Just on the surface, for instance, that looks like a sweet deal for the fundraisers, who according to the numbers, got to keep about 17.5% of the money they raised. And the charities did almost as well. But who were the fundraisers? And what charities benefited?
If you’re going to claim that you’re running your government like a business — heck, if you’re going to run your business like a business — you have to keep your receipts.
Ask your accountant. Ask your lawyer. Ask anyone with genuine business experience.
You have to track expenses. You have to know where the money went and where it’s going. Receipts are information. They are evidence. The nitty gritty.
It’s nearly impossible to believe that anyone could collect $5.3 million from political donors, spend it on inaugural ceremonies and galas for Abbott and Patrick, and not be able to itemize the spending.
But that’s what they’re asking the public to believe.
That’s sketchy.
And it makes the governor and the lieutenant governor look like they’ve got something they don’t want you to know about their operations. Who gave? Who got? What’s the big deal?
Can we see the receipts, please?
When the public sees who gives to politicians and their allies, the public gets an idea of who is seeking favor and who’s associated with those people. When the public sees how the politicos are spending their political money, that gives the public an idea of who the spenders are associating with.
Abbott’s office says no tax dollars were harmed in the making of this year’s inauguration, something else that might be verified with receipts. They say they got the building and the grounds for free, as well as the jets that flew over in formation, and the Ross Volunteers who formed the saber arch to salute the newly reelected officials and their families and friends, and the extra Department of Public Safety troopers who were on hand to keep everybody cozy and safe — is that right?
Receipts, please.
Who are the favored charities, and are they straight-up charities or politically affiliated ones?

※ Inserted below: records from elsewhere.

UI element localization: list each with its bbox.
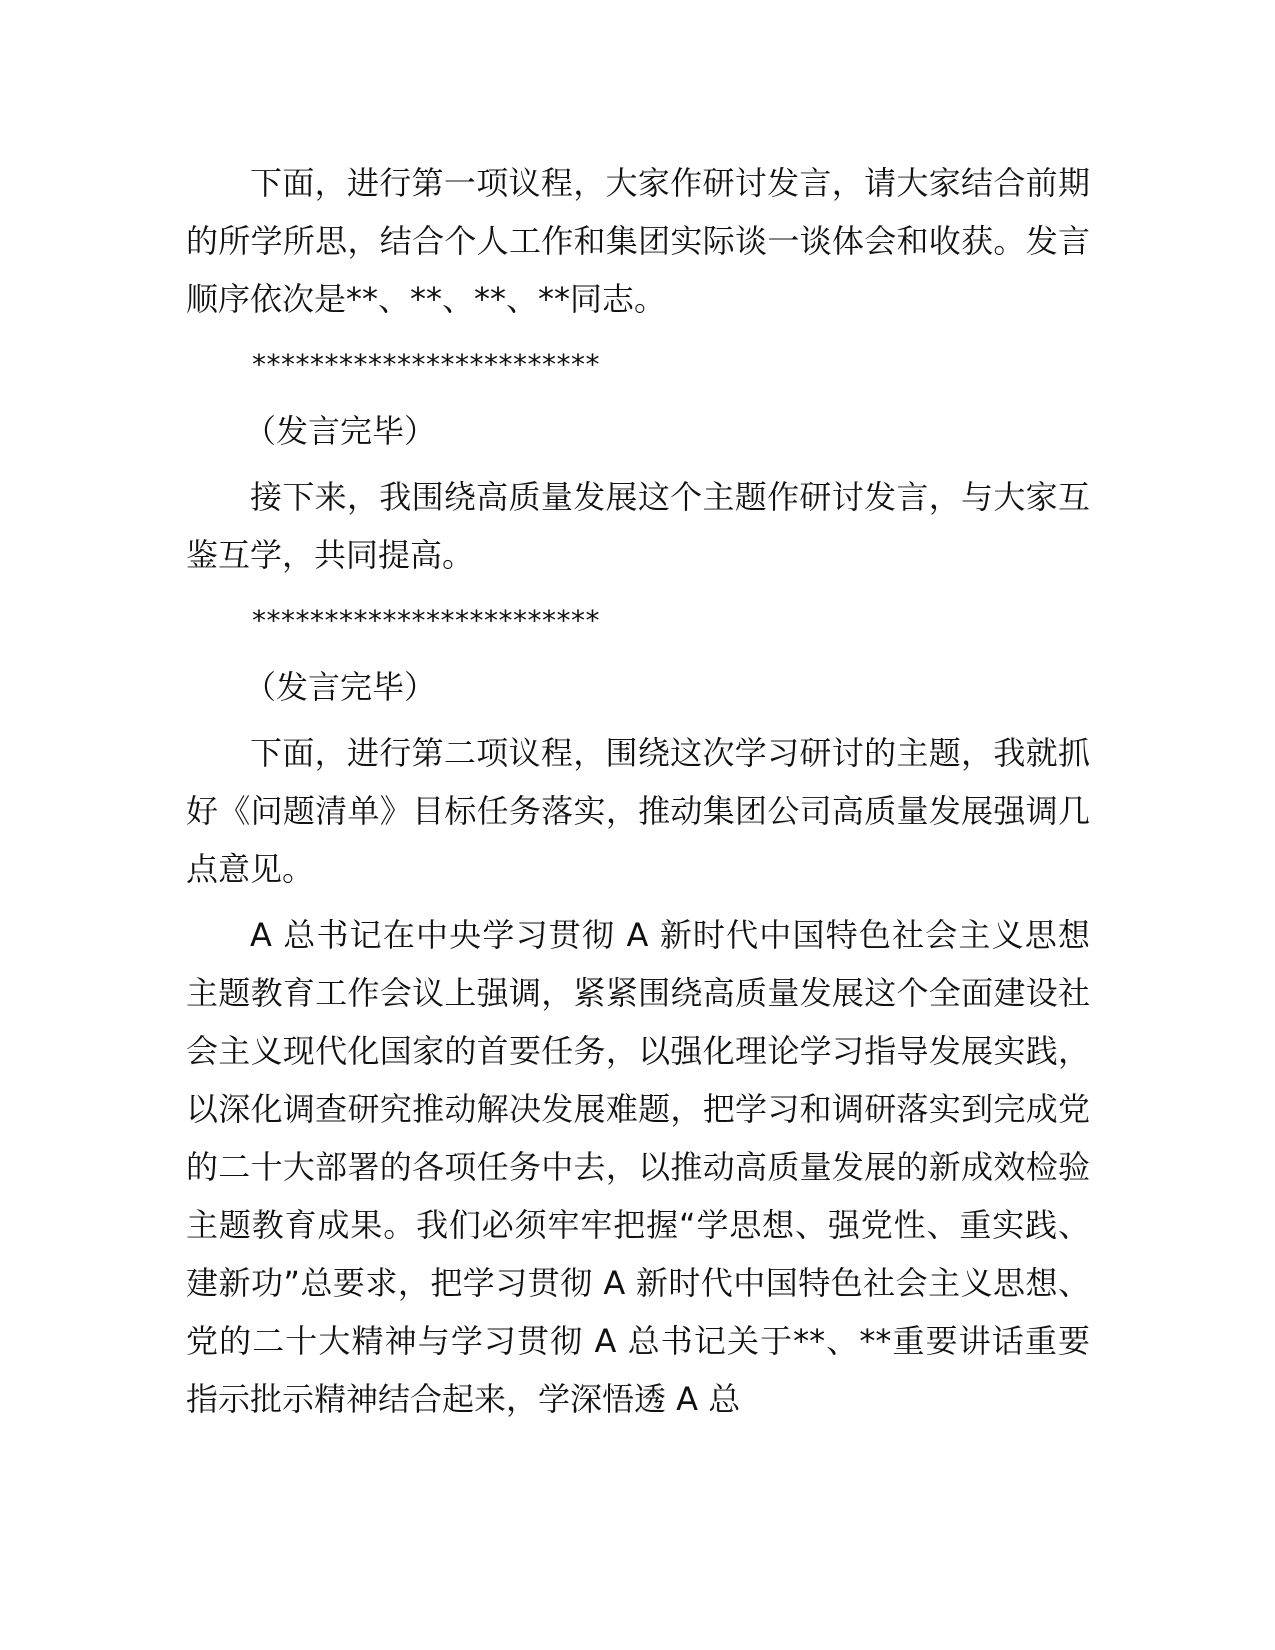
asterisk-divider-2: ************************ <box>252 604 600 637</box>
asterisk-divider-1: ************************ <box>252 348 600 381</box>
paragraph-agenda-one: 下面，进行第一项议程，大家作研讨发言，请大家结合前期的所学所思，结合个人工作和集团实际谈一谈体会和收获。发言顺序依次是**、**、**、**同志。 <box>186 164 1090 318</box>
speech-finished-note-1: （发言完毕） <box>244 412 437 450</box>
paragraph-main-speech: A 总书记在中央学习贯彻 A 新时代中国特色社会主义思想主题教育工作会议上强调，紧紧围绕高质量发展这个全面建设社会主义现代化国家的首要任务，以强化理论学习指导发展实践，以深化调查研究推动解决发展难题，把学习和调研落实到完成党的二十大部署的各项任务中去，以推动高质量发展的新成效检验主题教育成果。我们必须牢牢把握“学思想、强党性、重实践、建新功”总要求，把学习贯彻 A 新时代中国特色社会主义思想、党的二十大精神与学习贯彻 A 总书记关于**、**重要讲话重要指示批示精神结合起来，学深悟透 A 总 <box>186 916 1090 1418</box>
paragraph-agenda-two: 下面，进行第二项议程，围绕这次学习研讨的主题，我就抓好《问题清单》目标任务落实，推动集团公司高质量发展强调几点意见。 <box>186 734 1090 888</box>
paragraph-next-speech: 接下来，我围绕高质量发展这个主题作研讨发言，与大家互鉴互学，共同提高。 <box>186 478 1090 574</box>
speech-finished-note-2: （发言完毕） <box>244 668 437 706</box>
document-body <box>186 154 1090 1436</box>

Who were the fundraisers and how much did each of them raise and get paid? Which vendors got the work, printing programs, doing public relations and all of that? Was there any logrolling (such a great political word, isn’t it?) going on here, or was the inauguration just a boring bit of business?
That’s why it ought to be public, even though the dollars involved were not tax dollars. It’s why the contributions and expenditures of regular political campaigns in Texas are made public — so all of us on the outside can see what the insiders are doing, who they’re associating with, who they might be trading favors with — so we’ll know which dogs are sleeping with which fleas.
Contributions show who is seeking favor. Expenditures show, to some extent who’s getting it.
Receipts, please.
This is easy. Either they have the receipts and they’re lying about it, or they don’t have the receipts — which would raise reasonable questions about whether they’re fit to run a business, much less a government. Or a $5.3 million celebration for the state’s top two elected officials.
Maybe everything was done properly and there’s nothing for these public officials and institutions to be ashamed of. Transparency is the way to prove it.